During the flashback to before Maggie was born, the framed photo of Maggie is shown as usual on the living room wall. This same continuity error appeared in the season six episode "And Maggie Makes Three."

Starting with this episode, Kelly Macleod began voicing the character of Milhouse Van Houten. Macleod previously appeared as a different character in the thirty-third season episode "Bart the Cool Kid".

Zooey Deschanel guest starred as Quirk Girl and Max Greenfield guest starred as Schultz. Deschanel previously appeared on the series as Mary Spuckler. Singer Sarah McLachlan appeared as herself.

==Cultural references==
Zooey Deschanel and Max Greenfield's characters are parodies of their characters from the television series New Girl, which aired on Fox.

Bart is seen watching a show on a tablet titled Screaming Friends, a parody of Adult Swim's Smiling Friends. Series creators Michael Cusack and Zach Hadel responded positively to the parody.

==Reception==
===Viewing figures===
The episode earned a 0.13 rating and was watched by 0.54 million viewers, which was the second-most watched show on Fox that night. It is the lowest viewed episode of the series.

===Critical response===
John Schwarz of Bubbleblabber gave the episode a 7 out of 10. He thought the episode showed that episodes set in the future were no longer special. He also thought the Itchy & Scratchy premise and reboot reflected on what the series is now trying to do with its long run. Mike Celestino of Laughing Place thought the episode was "a really solid outing". He highlighted the Toy Story 2 parody and the guest stars.

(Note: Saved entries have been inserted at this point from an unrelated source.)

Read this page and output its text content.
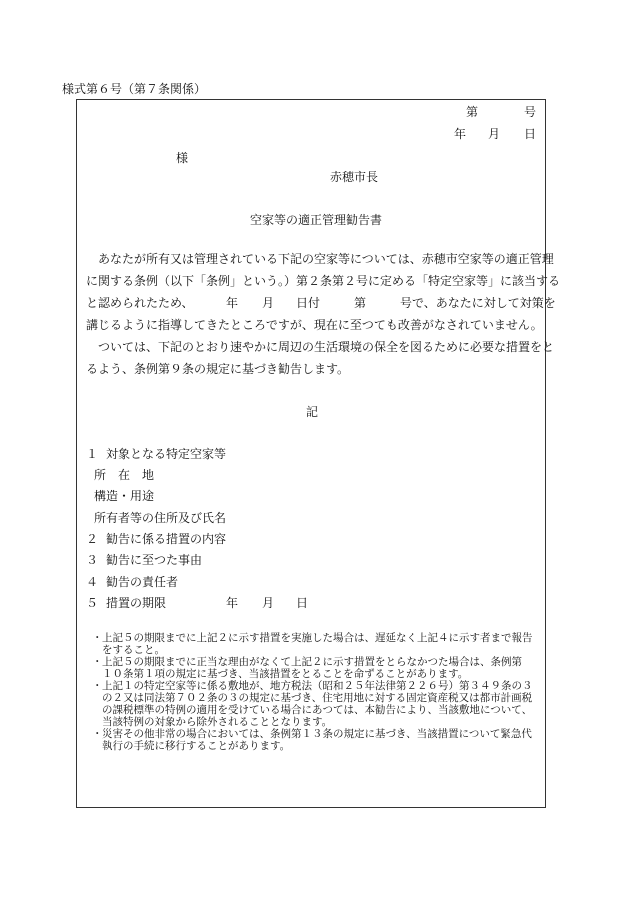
様式第６号（第７条関係）
第	号
年 月 日
様
赤穂市長
空家等の適正管理勧告書
あなたが所有又は管理されている下記の空家等については、赤穂市空家等の適正管理
に関する条例（以下「条例」という。）第２条第２号に定める「特定空家等」に該当する
と認められたため、	年 月 日付	第	号で、あなたに対して対策を
講じるように指導してきたところですが、現在に至つても改善がなされていません。
ついては、下記のとおり速やかに周辺の生活環境の保全を図るために必要な措置をと
るよう、条例第９条の規定に基づき勧告します。
記
１ 対象となる特定空家等
所　在　地
構造・用途
所有者等の住所及び氏名
２ 勧告に係る措置の内容
３ 勧告に至つた事由
４ 勧告の責任者
５ 措置の期限	年 月 日
・ 上記５の期限までに上記２に示す措置を実施した場合は、遅延なく上記４に示す者まで報告
をすること。
・ 上記５の期限までに正当な理由がなくて上記２に示す措置をとらなかつた場合は、条例第
１０条第１項の規定に基づき、当該措置をとることを命ずることがあります。
・ 上記１の特定空家等に係る敷地が、地方税法（昭和２５年法律第２２６号）第３４９条の３
の２又は同法第７０２条の３の規定に基づき、住宅用地に対する固定資産税又は都市計画税
の課税標準の特例の適用を受けている場合にあつては、本勧告により、当該敷地について、
当該特例の対象から除外されることとなります。
・ 災害その他非常の場合においては、条例第１３条の規定に基づき、当該措置について緊急代
執行の手続に移行することがあります。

Marisa Roffman of Give Me My Remote thought the episode was "surprisingly touching" and liked that The Itchy & Scratchy Show was used as the cause of the drift. Nick Valdez of Comicbook.com ranked the episode number 1 on his list of all the episodes of the season. He considered it one of the best episodes in a long time as "Not only does it give new emotional context to Bart and Lisa's love for The Itchy & Scratchy Show, but it also adds another layer with Marge, who loves watching her two kids bond." He concluded, "It's such a great end to the season that it could almost serve as a grand finale for the series. But for now, The Simpsons will continue to air at least until Season 40."